The bad root of the 2nd level is the leftmost 1 and the bad part is (1,2,1). The bad root of the 1st level is 2, and the bad part is (2,4,5). After they are copied by the value of the bracket, the 2nd level should be (1,2,1,1,2,1,1,2,1), the circles of the 1st level should be filled by using the 2nd level numbers, to be (1,2,4,5,3,5,6,4,6,7).

Now, we can expand all Y sequences less than (1,2,4,8) - that is, all expressions with at most two levels.

## Expansion up to \(\p_0(\p_\w(1)+\p_\w(0))\)

Next, we will talk about the sequence that gives rise to the 3rd level. Let's expand (1,2,4,8,8)[2].

In this case, we have a parent-child difference of 4, so we first construct the second-level sequence as before. However, *this* sequence has a difference of 2, so we must also construct a *third-level* sequence from the second level. When we find parents in the third level, we now have to respect the second-level parents in addition to the first-level ones: generally speaking, to find a parent in the n'th level, look at its corresponding element in the (n-1)'th level, skip to its parent, then jump back to the n'th level and check if you've encountered something smaller.

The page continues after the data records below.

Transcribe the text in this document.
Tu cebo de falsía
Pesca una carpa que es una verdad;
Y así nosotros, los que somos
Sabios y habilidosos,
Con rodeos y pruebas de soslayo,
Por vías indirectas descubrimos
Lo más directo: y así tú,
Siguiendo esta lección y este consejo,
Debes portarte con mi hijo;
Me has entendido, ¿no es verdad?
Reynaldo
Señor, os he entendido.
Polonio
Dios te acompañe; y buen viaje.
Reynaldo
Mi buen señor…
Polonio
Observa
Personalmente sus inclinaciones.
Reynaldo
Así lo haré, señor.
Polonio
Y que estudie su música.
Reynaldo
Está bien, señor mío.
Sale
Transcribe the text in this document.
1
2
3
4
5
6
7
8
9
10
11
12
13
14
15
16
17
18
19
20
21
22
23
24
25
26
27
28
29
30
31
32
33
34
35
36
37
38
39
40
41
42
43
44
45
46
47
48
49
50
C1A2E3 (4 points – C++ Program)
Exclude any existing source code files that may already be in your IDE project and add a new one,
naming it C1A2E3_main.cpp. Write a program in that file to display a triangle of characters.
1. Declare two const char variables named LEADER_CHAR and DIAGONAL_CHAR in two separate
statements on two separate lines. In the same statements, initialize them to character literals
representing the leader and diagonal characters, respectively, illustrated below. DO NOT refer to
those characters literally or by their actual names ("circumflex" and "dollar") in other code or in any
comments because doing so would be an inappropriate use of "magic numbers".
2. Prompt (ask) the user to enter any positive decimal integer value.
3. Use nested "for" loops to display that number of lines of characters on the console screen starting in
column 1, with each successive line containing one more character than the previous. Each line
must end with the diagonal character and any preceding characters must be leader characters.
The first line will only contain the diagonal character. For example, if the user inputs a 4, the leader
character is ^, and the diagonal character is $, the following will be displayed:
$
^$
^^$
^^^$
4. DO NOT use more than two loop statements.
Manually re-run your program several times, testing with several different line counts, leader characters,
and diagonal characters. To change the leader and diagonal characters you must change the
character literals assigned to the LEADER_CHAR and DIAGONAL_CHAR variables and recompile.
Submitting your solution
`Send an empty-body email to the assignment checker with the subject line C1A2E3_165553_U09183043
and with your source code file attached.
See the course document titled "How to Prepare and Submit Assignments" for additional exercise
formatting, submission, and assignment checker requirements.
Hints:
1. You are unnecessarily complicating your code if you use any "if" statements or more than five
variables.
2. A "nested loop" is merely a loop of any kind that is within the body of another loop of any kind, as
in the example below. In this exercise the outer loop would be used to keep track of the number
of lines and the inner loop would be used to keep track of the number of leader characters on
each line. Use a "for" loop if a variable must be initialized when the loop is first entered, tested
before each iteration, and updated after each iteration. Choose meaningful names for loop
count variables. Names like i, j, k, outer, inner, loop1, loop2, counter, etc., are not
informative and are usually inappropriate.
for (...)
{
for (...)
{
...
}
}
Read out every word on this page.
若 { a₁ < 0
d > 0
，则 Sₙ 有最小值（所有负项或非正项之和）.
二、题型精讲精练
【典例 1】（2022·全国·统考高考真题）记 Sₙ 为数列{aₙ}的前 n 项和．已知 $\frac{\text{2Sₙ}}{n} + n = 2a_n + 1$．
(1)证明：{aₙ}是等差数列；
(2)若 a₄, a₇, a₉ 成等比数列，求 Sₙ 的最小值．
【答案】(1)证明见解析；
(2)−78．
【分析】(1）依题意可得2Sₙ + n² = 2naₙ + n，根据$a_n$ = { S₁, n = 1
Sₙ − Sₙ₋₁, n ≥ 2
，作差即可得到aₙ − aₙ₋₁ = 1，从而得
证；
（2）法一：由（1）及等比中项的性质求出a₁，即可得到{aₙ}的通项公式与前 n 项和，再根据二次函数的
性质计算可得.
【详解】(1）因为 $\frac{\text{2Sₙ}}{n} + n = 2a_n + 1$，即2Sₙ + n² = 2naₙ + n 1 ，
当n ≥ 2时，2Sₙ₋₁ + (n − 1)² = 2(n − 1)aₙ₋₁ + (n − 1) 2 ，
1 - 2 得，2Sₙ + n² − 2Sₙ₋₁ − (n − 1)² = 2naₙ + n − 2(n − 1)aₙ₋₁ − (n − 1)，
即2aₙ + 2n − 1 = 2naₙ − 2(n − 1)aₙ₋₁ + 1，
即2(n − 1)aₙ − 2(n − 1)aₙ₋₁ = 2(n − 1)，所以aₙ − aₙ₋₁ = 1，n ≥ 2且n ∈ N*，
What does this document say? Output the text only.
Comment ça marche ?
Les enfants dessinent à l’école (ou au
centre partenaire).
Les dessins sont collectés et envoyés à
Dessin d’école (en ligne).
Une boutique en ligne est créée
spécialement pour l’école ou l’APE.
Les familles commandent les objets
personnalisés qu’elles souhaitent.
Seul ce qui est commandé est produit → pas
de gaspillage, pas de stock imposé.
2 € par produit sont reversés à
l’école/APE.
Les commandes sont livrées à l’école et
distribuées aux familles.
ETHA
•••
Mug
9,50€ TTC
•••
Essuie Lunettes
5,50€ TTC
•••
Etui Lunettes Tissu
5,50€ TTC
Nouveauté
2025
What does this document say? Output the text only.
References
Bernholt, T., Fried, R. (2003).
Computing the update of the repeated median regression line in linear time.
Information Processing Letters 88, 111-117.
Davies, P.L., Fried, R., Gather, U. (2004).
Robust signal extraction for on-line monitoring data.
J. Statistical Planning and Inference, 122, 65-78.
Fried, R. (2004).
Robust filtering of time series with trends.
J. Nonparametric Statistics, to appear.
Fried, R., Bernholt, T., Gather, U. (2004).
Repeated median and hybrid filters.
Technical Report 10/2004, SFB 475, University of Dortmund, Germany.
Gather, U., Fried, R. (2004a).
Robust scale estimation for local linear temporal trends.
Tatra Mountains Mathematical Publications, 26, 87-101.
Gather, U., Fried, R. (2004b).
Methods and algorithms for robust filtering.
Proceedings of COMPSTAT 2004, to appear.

In most cases, such as this one, the third-level sequence expands as normal, and reconstructing the lower levels works the same as before: the third level sequence (1,2,2) expands to (1,2,1,2,1,2), which determines the second level to be (1,2,4,3,5,6,4), and then the first level sequence (1,2,4,8,7,12,11,17) follows form that. Allowing third-level sequences can get us to (1,2,4,8,9,8) by the methods above.

## Expansion up to \((1,3)\)

(1,2,4,8,9,8) requires some extra consideration, so we'll have to discuss it in this section before proceeding further.

Drawing the hydra diagram for this sequence is fairly straightforward - it should look like the left side of the picture below:

To expand it, however, we need to modify the rules a little. Let's paint the nodes in the bad parts in two colors: numbers that are descended from the bad root (i.e. connected to it through some number of upward branches) will be colored pink and the rest will be colored green.

In the second level, the bad root 2 and its child 4 are colored pink, but the 1 is green because it skips the 2 and connects directly to the root. In the preceding sections, the entire bad part would have been painted pink: the green 1 in the second level is the first.

When we expand this sequence, the pink sections of the bad part are connected IN-to-OUT as before, but the green nodes remain connected to their original parent (the root, in this case): the second level becomes 2,4,**1**,3,5,**1**,4,6,**1**. [NOTE: Even though the last level is colored like the rest, its parent-child difference is still 1: its bad part is simply copied, not chained.]

Let's practice with (1,2,4,8,10,8).

After drawing the hydra diagram, we again color the bad part. In the second level, the bad root and its child are again colored pink, and the second 2 is green as before. The rest of the expansion is the same: pink parts are chained, green parts are copied, and the changed numbers are filled in using the lower levels, giving us (1,2,4,8,10,8)[2] = (1,2,4,8,10,7,12,14,11,17,19).

Modifying the rule this way allows us to reach the limit of Bashicu Matrix System: \(1,2,4,8,16,32,\cdots,2^n\) is equivalent to (0,...,0)(1,...,1) with n rows.